Owen, owner of the Austin-based interior design firm that bears her name, worked hand in glove with her clients for a feel that’s totally different from other homes in the planned community of Sunflower Beach. “They didn’t want it to be super-bright and white, like every other beach house,” she says. “They wanted a Charleston vibe—not white oak floors, but some darker colors and moodier counters,” she says.”

Both home and community were designed by architect Mark Schnell, principal in Florida-based Schnell Urban Design. A dedicated advocate of the New Urbanism prevalent along Florida’s Highway 30A, he created Texas coastal developments including Cinnamon Shore and Palmilla Beach. And like the Florida waterfront communities of Seaside, Rosemary Beach, and Watercolor, Sunflower Beach embraces walkability, connectivity, and architectural quality.

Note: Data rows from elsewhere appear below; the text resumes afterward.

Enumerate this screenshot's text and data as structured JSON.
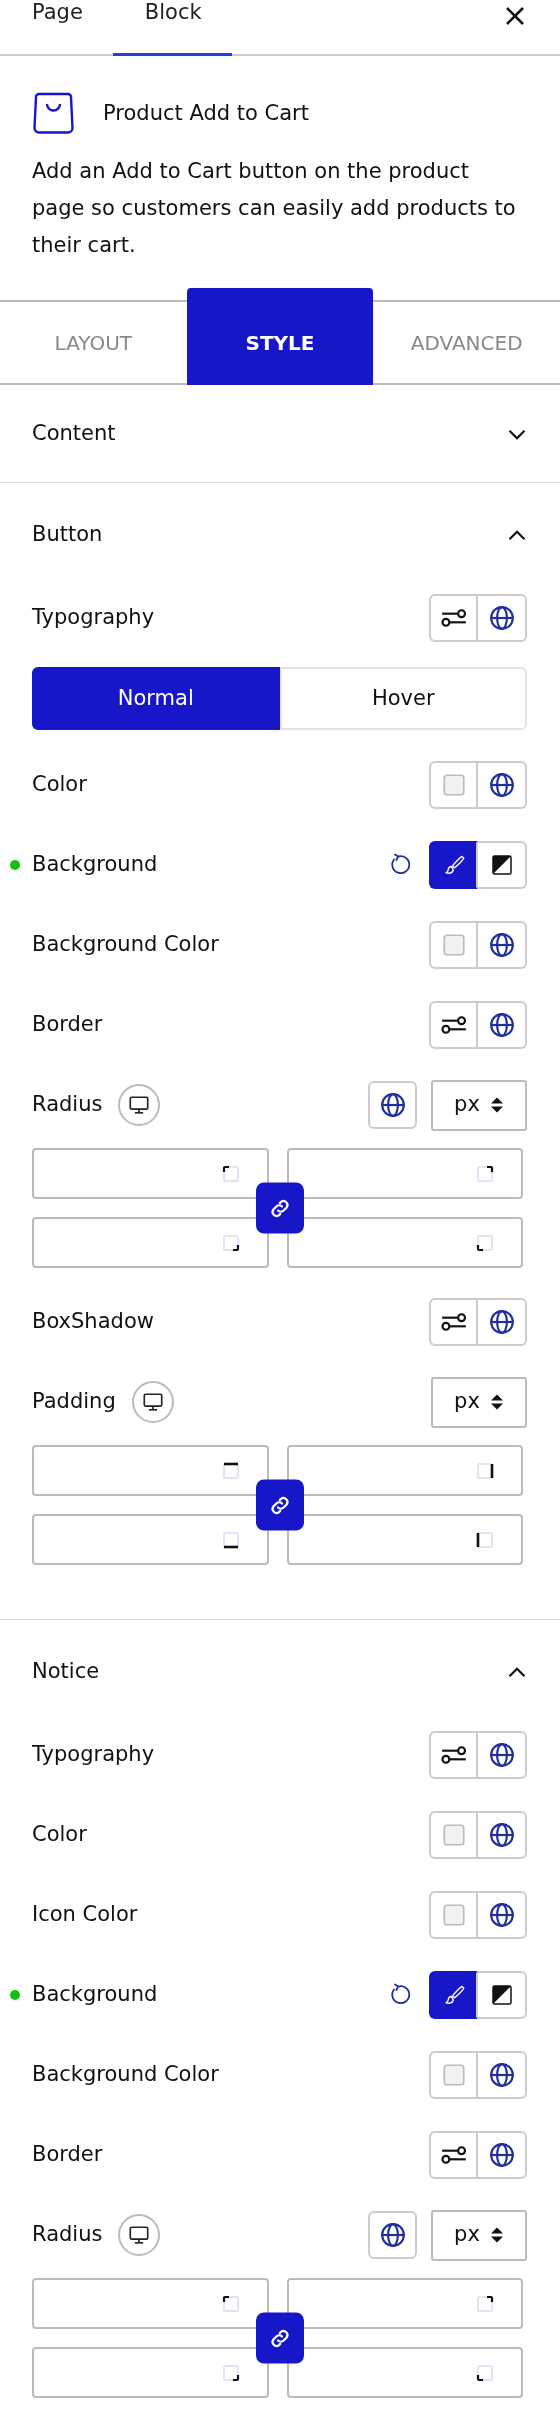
{
  "header_tabs": [
    {
      "label": "Page",
      "selected": false
    },
    {
      "label": "Block",
      "selected": true
    }
  ],
  "block": {
    "title": "Product Add to Cart",
    "description": "Add an Add to Cart button on the product page so customers can easily add products to their cart."
  },
  "style_tabs": [
    {
      "label": "LAYOUT",
      "selected": false
    },
    {
      "label": "STYLE",
      "selected": true
    },
    {
      "label": "ADVANCED",
      "selected": false
    }
  ],
  "sections": [
    {
      "title": "Content",
      "expanded": false
    },
    {
      "title": "Button",
      "expanded": true,
      "controls": [
        {
          "kind": "settings",
          "label": "Typography"
        },
        {
          "kind": "state_toggle",
          "options": [
            {
              "label": "Normal",
              "selected": true
            },
            {
              "label": "Hover",
              "selected": false
            }
          ]
        },
        {
          "kind": "color",
          "label": "Color"
        },
        {
          "kind": "background",
          "label": "Background",
          "modified": true,
          "modes": [
            {
              "kind": "brush",
              "selected": true
            },
            {
              "kind": "gradient",
              "selected": false
            }
          ]
        },
        {
          "kind": "color",
          "label": "Background Color"
        },
        {
          "kind": "settings",
          "label": "Border"
        },
        {
          "kind": "dimensions",
          "label": "Radius",
          "global_button": true,
          "unit": "px",
          "linked": true,
          "fields": [
            {
              "kind": "corner_top_left"
            },
            {
              "kind": "corner_top_right"
            },
            {
              "kind": "corner_bottom_right"
            },
            {
              "kind": "corner_bottom_left"
            }
          ]
        },
        {
          "kind": "settings",
          "label": "BoxShadow"
        },
        {
          "kind": "dimensions",
          "label": "Padding",
          "global_button": false,
          "unit": "px",
          "linked": true,
          "fields": [
            {
              "kind": "side_top"
            },
            {
              "kind": "side_right"
            },
            {
              "kind": "side_bottom"
            },
            {
              "kind": "side_left"
            }
          ]
        }
      ]
    },
    {
      "title": "Notice",
      "expanded": true,
      "controls": [
        {
          "kind": "settings",
          "label": "Typography"
        },
        {
          "kind": "color",
          "label": "Color"
        },
        {
          "kind": "color",
          "label": "Icon Color"
        },
        {
          "kind": "background",
          "label": "Background",
          "modified": true,
          "modes": [
            {
              "kind": "brush",
              "selected": true
            },
            {
              "kind": "gradient",
              "selected": false
            }
          ]
        },
        {
          "kind": "color",
          "label": "Background Color"
        },
        {
          "kind": "settings",
          "label": "Border"
        },
        {
          "kind": "dimensions",
          "label": "Radius",
          "global_button": true,
          "unit": "px",
          "linked": true,
          "fields": [
            {
              "kind": "corner_top_left"
            },
            {
              "kind": "corner_top_right"
            },
            {
              "kind": "corner_bottom_right"
            },
            {
              "kind": "corner_bottom_left"
            }
          ]
        }
      ]
    }
  ]
}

“I’ve been involved with the Sunflower Beach project from the beginning, and I’ve touched just about every aspect of design in the community,” he says. “I designed the master plan in 2013, wrote the design code in 2014 and 2015, and provided design review for all houses and landscape.”

This house, though, was his first design in the community, and he didn’t want to pass up the opportunity to create a Gulf-front home for one of its developers. “I tried to design a house worthy of the incredible views and the prominent location adjacent to the dune crossover,” he says. “With a stunning view of the beach and the Gulf of Mexico, I thought it was a chance to design a landmark not just for Sunflower Beach, but also for Mustang Island as a whole.”

Peter Young, the cofounder of UWC Custom Builders in Port Aransas, was hired to build the new home. When its framing was nearly complete, ownership suddenly changed hands. “The new owners were business partners with the original owners,” he says. “They went back to the drawing board, and that’s when Meredith was brought on for additional elements.”

Inside the home’s five bedrooms on three levels, interior designer Owen and her team created spaces to welcome multiple generations of her new clients’ family. “We customized each space to family members,” she says. “We worked with them to let us be more creative, like with the chandelier in the living area that comes down three stories from the top.”

The design code Schnell wrote for residences at Sunflower Beach embraced elements like the location of the front door, the parking areas, the balconies and the three-part massing, all incorporated as signature elements for construction there. He broke each home’s design down into a primary mass, a secondary garage area, and a connector between the two. “It prevents the home from becoming too bulky, and creates a comfortable scale along the street,” he says.

Like most homes at Sunflower Beach, this one’s porches and balconies are some of its most memorable features. Schnell placed special emphasis on verticality, with the dining room, living room, and porch columns especially tall and soaring.

“The porch on the north side of the second level extends out from the body of the house and includes massive 12-by-12-inch brackets below and equally massive 12-by-12-inch columns that are more than 18 feet tall in some locations,” he says. 

Inside, rather than reinvent the wheel for the new house, the architect looked back to a popular floor plan as its starting point, one that had been successful elsewhere. He adjusted his design to adapt to its 60-by-100-foot lot, as well as to the needs of his clients. “The entry experience is notable for the courtyard and foyer featuring a view out to a small garden,” he says.

The first level includes two bedrooms with a bunk room and media area at its center. The second level features two more bedrooms and a powder room, plus living space. There’s a kitchen with large island designed for dining, a living room, and a dining area, each within a window-filled, double-height space with a wraparound porch. On the third level is a primary suite with private porch and expansive views of the Gulf.

For context, the home’s aligned with three others in a row, a fourth now under construction. “It’s sitting next to a house that’s blue and has brighter colors, like maroon shingles on top,” says interior designer Owen. “We wanted something softer, and to let the beach be the star of the show.”

And they succeeded—but, still, this home glows inside and out with a light all its own.